The Kyrgyz government takes Issyk-Kul’s “ecological habitat” status fairly seriously, as can be seen when one enters the lake’s officially protected environs and passes beneath a grand arched gate marked BIOSPHERE ENTRANCE. At 450 kilometers in diameter, Issyk-Kul is the tenth-largest lake in the world. Its name (Hot Lake) derives from the curious fact that it never freezes, no matter how cold the winter or how many meters of snow lay piled on its surrounding panorama of mountains. It has been theorized that the bubonic plague that wiped out 50 percent of Europe in the fourteenth century might have been spread by merchants who stopped at an important Silk Road way station found on the shores of Issyk-Kul—a
nd what an unfortunate historical association for such a lovely, lonely place. We were driving along the lake’s edge now, where the little resorts had an almost Chesapeakean tidiness. Andrei told me that if we had been here a month ago, we could have seen Bishkek’s elite out on the lake in their sailboats. The water, now that we were closer to the shoreline, seemed motionless, autumn still, and gray.
Soon we were driving down a road lined on both sides by tall, perfectly spaced poplar trees.

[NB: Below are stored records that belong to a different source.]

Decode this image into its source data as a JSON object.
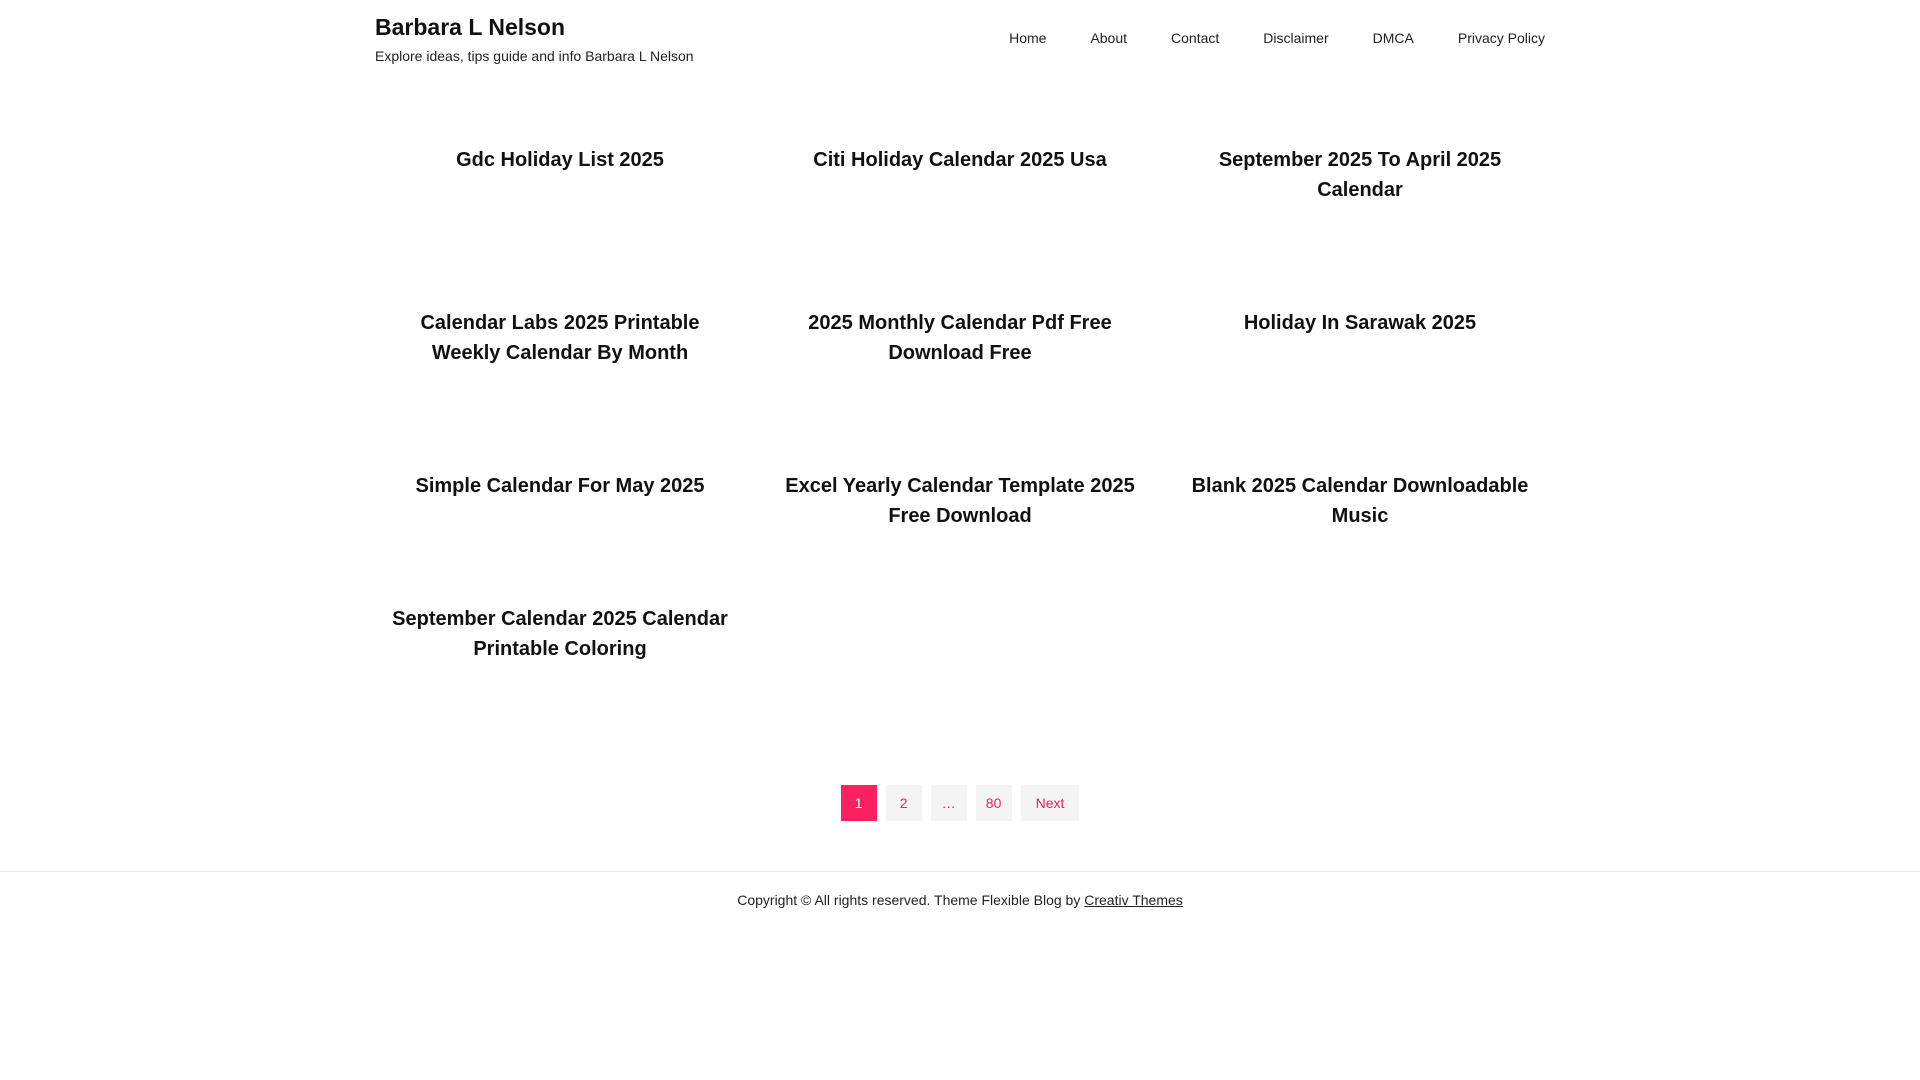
{
  "site": {
    "title": "Barbara L Nelson",
    "tagline": "Explore ideas, tips guide and info Barbara L Nelson"
  },
  "nav": {
    "items": [
      "Home",
      "About",
      "Contact",
      "Disclaimer",
      "DMCA",
      "Privacy Policy"
    ]
  },
  "posts": [
    "Gdc Holiday List 2025",
    "Citi Holiday Calendar 2025 Usa",
    "September 2025 To April 2025 Calendar",
    "Calendar Labs 2025 Printable Weekly Calendar By Month",
    "2025 Monthly Calendar Pdf Free Download Free",
    "Holiday In Sarawak 2025",
    "Simple Calendar For May 2025",
    "Excel Yearly Calendar Template 2025 Free Download",
    "Blank 2025 Calendar Downloadable Music",
    "September Calendar 2025 Calendar Printable Coloring"
  ],
  "pagination": {
    "current": "1",
    "page2": "2",
    "dots": "…",
    "last": "80",
    "next": "Next"
  },
  "footer": {
    "text": "Copyright © All rights reserved. Theme Flexible Blog by",
    "link": "Creativ Themes"
  },
  "colors": {
    "accent": "#fb2160",
    "page_bg": "#f4f4f4"
  }
}
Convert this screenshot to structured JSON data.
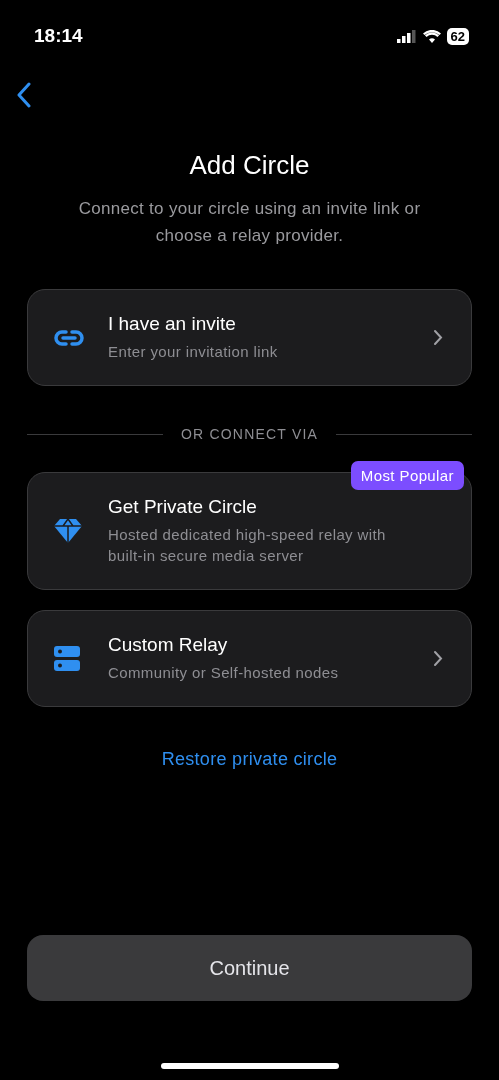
{
  "status_bar": {
    "time": "18:14",
    "battery": "62"
  },
  "title": "Add Circle",
  "subtitle": "Connect to your circle using an invite link or choose a relay provider.",
  "options": [
    {
      "kind": "invite",
      "title": "I have an invite",
      "description": "Enter your invitation link",
      "chevron": true
    },
    {
      "kind": "divider",
      "label": "OR CONNECT VIA"
    },
    {
      "kind": "private",
      "title": "Get Private Circle",
      "description": "Hosted dedicated high-speed relay with built-in secure media server",
      "chevron": false,
      "badge": "Most Popular"
    },
    {
      "kind": "relay",
      "title": "Custom Relay",
      "description": "Community or Self-hosted nodes",
      "chevron": true
    }
  ],
  "restore_link": "Restore private circle",
  "continue_button": {
    "label": "Continue",
    "disabled": true
  }
}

Sometimes the trees broke to reveal small tucked-away villages or Muslim cemeteries. Igor was swerving a lot, for on the road were more animals than cars. Among the creatures we almost hit: several sheep, a cow, two horses, and a goat. Among the creatures we actually hit: a chicken, two crows, and a dog. (The dog lived. The chicken did not. The fate of the crows was unclear.) At one point, Igor had to stop and get out of the car to shoo away a dozen horses standing in the middle of the road, one of which turned and hissed at Igor when he smacked her on the backside. Andrei and I watched this confrontation with great amusement from the safety of our SUV.

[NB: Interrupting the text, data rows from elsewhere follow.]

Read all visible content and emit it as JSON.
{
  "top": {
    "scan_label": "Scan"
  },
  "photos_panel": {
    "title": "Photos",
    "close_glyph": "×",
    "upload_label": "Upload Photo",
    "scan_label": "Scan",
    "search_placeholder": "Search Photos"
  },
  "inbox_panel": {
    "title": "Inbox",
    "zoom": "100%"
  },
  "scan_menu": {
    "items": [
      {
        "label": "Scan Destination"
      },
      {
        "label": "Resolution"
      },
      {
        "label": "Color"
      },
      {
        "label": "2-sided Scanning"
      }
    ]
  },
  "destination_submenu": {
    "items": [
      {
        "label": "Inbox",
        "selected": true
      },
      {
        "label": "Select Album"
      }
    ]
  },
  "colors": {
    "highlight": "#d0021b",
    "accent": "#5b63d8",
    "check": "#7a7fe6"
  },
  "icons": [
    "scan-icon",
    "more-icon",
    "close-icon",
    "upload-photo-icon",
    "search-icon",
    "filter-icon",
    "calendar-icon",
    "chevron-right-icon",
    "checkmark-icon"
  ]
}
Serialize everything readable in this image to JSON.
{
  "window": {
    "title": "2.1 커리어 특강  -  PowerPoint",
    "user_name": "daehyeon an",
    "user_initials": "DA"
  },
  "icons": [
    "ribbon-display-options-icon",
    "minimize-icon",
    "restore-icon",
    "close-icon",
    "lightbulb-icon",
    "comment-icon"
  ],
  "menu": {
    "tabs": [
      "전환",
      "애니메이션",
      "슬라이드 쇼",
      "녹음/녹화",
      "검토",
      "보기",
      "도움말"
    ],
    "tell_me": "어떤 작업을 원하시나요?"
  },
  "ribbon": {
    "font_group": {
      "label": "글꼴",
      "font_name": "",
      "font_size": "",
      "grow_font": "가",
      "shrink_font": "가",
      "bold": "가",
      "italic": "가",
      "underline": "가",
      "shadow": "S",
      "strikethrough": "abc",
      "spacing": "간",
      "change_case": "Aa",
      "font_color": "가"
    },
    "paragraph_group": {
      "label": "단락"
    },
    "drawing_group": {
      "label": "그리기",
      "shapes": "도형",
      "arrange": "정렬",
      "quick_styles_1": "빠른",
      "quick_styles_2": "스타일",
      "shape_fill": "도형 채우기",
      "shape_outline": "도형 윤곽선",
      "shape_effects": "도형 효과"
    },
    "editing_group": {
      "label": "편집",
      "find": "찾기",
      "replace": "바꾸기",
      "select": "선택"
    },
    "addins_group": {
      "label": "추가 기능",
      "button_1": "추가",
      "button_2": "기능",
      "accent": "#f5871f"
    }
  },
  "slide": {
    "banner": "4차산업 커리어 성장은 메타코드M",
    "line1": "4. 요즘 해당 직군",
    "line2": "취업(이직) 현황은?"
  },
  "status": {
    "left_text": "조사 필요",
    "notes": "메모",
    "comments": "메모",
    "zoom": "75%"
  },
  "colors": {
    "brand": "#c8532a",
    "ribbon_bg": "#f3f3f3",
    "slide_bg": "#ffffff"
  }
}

Most of the villages we passed were little more than one-building-deep rows of roadside homes. You could sprint from one end to the other of most of these villages in twenty seconds flat. You could stand in the middle of these villages and physically count the number of people who lived in them.
The village we thought we were looking for was once called Svetly Mys, which means “Bright Cape” in Russian. Like most places throughout Central Asia, Svetly Mys had been granted a new name after the collapse of the Soviet Union. It was now called Ak Bolun, which means something like “White Knight” in Kyrgyz. Although Ak Bolun was found two miles away from the shore of Issyk-Kul, its former Russian name suggests it had once been closer to the water’s edge. After talking to some villagers, we learned we were looking not for Svetly Mys or Ak Bolun at all but rather for a nearby village called Kurmanty, which was also the name of the small river that divided Kurmanty from Ak Bolun. The people of Ak Bolun were adamant that Kurmanty was where all the recent excavation work had taken place. Before our search for the Monastery of Armenian Brotherhood formally began, we decided to drive to Karakol, the regional capital, for lunch.